Every year from April to October, the Sánchez family traveled—crowded in the back of trucks, camping in converted barns, tending and harvesting crops across the breadth of the United States. In 1951, Saúl Sánchez began to contribute to his family’s survival by helping to weed onions in Wind Lake, Wisconsin. He was eight years old. In this excerpt from Rows of Memory: Journeys of a Migrant Sugar-Beet Worker, Sánchez invites us to appreciate the largely unrecognized and poorly rewarded strength and skill of the laborers who harvest the fruits and vegetables we eat.
When I was young I used to hear members of my family say that our ancestors had come to the Winter Garden Valley of Texas at the beginning of the twentieth century, and that they came from the same area: the border between Mexico and the United States. What I have been able to ascertain is that they arrived during the time of the Mexican Revolution in the case of our maternal grandfather and a little after that in the case of our paternal grandparents….
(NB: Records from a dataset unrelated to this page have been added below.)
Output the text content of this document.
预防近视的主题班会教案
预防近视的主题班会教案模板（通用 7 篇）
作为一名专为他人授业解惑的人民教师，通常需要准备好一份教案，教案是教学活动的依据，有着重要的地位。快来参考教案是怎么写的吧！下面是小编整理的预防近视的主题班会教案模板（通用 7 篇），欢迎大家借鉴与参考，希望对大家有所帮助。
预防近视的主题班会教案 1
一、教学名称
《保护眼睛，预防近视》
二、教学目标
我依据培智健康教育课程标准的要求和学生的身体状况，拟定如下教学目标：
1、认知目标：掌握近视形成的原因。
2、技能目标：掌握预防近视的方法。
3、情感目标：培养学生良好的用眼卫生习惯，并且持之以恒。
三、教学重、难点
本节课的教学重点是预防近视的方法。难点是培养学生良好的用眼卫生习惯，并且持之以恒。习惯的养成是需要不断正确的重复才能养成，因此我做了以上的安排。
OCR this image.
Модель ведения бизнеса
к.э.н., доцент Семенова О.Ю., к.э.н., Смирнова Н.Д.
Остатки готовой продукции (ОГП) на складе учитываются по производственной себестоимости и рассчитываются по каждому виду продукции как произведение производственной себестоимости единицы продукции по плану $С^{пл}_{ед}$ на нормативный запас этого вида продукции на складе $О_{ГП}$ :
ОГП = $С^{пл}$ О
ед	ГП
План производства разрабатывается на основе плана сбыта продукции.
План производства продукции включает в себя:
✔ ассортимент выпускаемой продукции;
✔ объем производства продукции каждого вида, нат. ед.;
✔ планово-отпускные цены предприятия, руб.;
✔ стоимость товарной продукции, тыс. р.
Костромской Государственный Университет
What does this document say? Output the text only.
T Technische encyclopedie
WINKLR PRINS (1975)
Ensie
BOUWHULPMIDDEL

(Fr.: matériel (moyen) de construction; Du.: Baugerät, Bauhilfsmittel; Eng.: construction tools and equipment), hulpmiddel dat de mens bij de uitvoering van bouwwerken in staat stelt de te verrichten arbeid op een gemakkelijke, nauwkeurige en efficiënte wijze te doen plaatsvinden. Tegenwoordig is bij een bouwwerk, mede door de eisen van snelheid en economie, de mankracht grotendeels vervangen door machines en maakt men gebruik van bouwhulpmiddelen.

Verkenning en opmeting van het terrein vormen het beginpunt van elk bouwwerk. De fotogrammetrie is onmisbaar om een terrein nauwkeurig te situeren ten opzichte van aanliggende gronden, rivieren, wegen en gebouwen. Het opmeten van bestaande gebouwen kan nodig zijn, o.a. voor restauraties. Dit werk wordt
[O]ur grandparents didn’t just decide one day to abandon the cotton fields in Texas to go up north and do sugar beets. It was an incremental transition. Their method of decision making was logical for those times. People acted as members of a family rather than as individuals. And they were traditional families, they were bound by powerful family ties. The decisions made by the elders, especially the older brothers, directly influenced the lives of all the members of the extended family.